9.          NOTES RECEIVABLE FROM COMPANY EXECUTIVES

            In 1997 and 1998, the Company executed notes receivable from five of
            its top executives in the principal amount of $78,432. The proceeds
            were used by the executives to purchase shares of Company common
            stock on the open market. The notes, which carry an interest rate of
            5.69%, are due the earlier of three years from date of advance or
            the date the executive terminates for any reason. The notes are
            collateralized by the shares purchased. The notes receivable are
            treated as a contra-equity account in the accompanying balance
            sheet.


10.         STOCK PURCHASE PLAN

            On September 24, 1998, the Board of Directors announced approval of
            the repurchase and cancellation of up to 451,492 shares of its
            Common Stock, which, at that time, constituted approximately 10% of
            the Company's outstanding shares. New shares of Common Stock will be
            reserved for issuance under a stock compensation plan pursuant to
            which participating directors may elect to receive shares of Common
            Stock of the Company in lieu of such directors' annual retainer and
            meeting attendance fees, and for an employee stock purchase plan for
            participating employees and officers of the Company. Stock purchases
            under the repurchase program commenced October 2, 1998, and through
            December 31, 1998, an aggregate of 61,000 shares of Common Stock
            have been repurchased for aggregate consideration of $56,375.


11.         STOCK INCENTIVE AWARD PLAN

            In 1994, the Company adopted the 1994 Stock Incentive Award Plan
            (the "1994 Plan"). The Company has reserved an aggregate of 126,400
            shares of common stock for issuance under the 1994 Plan. All options
            were granted at fair market value at the date of grant. On February
            9, 1996, the Company's Board of Directors approved the 1996 Stock
            Incentive Award Plan (the "Incentive Plan") and the 1996 Director
            Stock Plan (the "Director Plan").
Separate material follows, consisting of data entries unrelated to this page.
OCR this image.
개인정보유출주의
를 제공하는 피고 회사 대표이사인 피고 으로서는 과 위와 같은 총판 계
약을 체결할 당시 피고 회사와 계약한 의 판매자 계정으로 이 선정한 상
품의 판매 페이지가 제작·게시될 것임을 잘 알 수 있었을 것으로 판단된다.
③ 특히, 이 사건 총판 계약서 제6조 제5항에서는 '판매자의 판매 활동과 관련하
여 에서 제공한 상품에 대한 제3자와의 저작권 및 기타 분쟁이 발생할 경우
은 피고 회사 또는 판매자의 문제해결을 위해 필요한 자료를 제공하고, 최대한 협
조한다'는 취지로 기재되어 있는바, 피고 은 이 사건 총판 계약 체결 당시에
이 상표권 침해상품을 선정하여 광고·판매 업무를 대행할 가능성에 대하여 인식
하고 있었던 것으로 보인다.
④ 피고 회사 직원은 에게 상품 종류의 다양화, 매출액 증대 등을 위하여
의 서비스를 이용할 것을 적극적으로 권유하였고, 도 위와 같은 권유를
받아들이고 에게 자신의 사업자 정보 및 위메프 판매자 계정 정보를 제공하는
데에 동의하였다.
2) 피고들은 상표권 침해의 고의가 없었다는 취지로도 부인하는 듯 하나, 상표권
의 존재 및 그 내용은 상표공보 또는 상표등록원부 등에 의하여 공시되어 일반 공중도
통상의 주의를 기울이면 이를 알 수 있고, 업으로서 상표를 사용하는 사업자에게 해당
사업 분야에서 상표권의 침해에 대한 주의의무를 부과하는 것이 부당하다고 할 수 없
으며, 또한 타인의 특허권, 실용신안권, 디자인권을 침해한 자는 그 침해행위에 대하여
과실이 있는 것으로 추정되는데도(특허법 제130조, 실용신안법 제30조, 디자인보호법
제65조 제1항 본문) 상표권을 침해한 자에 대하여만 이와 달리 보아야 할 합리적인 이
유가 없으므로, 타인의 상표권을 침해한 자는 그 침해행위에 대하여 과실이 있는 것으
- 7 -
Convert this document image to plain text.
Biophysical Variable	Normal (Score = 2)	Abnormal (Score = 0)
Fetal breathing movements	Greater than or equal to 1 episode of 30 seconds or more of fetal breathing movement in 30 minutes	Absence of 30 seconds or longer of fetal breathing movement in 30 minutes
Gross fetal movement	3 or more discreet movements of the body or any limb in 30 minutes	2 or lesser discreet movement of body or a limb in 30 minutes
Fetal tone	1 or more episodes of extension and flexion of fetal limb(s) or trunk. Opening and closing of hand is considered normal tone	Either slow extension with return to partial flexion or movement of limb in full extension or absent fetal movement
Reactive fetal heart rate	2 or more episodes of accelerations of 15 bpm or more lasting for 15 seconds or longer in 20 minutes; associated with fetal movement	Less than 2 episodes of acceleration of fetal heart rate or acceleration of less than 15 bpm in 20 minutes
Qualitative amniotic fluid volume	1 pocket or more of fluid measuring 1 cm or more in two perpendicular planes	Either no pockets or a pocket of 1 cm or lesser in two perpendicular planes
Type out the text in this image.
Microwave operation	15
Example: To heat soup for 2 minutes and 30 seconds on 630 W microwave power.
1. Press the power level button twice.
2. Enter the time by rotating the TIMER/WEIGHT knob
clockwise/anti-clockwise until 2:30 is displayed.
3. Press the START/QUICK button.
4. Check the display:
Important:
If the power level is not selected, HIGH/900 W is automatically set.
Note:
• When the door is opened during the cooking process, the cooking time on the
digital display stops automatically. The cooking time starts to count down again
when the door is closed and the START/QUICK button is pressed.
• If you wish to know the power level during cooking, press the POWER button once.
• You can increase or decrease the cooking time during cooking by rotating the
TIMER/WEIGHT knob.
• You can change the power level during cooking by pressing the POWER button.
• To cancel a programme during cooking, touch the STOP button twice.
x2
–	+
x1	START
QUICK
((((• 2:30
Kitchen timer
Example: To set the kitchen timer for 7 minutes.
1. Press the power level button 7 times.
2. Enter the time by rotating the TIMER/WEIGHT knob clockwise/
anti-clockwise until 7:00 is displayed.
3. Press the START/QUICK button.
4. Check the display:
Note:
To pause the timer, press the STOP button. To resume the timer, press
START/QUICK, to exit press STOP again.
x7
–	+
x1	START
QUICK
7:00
These plans provide for the
            Company to issue options to purchase up to 325,000 and 50,000
            shares, respectively, of the Company's Common Stock at fair market
            value on the date of grant. All options granted have been granted in
            accordance with the provisions of the 1994 Plan and the Incentive
            Plan. Provisions of the plans call for options to be granted at the
            estimated fair market value which is generally the average of the
            bid and ask price on the date of the grant. As of December 31, 1998,
            options representing 203,498 shares were exercisable.


                                      F-11
<PAGE>   38

                           MOTORVAC TECHNOLOGIES, INC.

                          NOTES TO FINANCIAL STATEMENTS
                 FOR THE YEARS ENDED DECEMBER 31, 1998 AND 1997
                                   (Continued)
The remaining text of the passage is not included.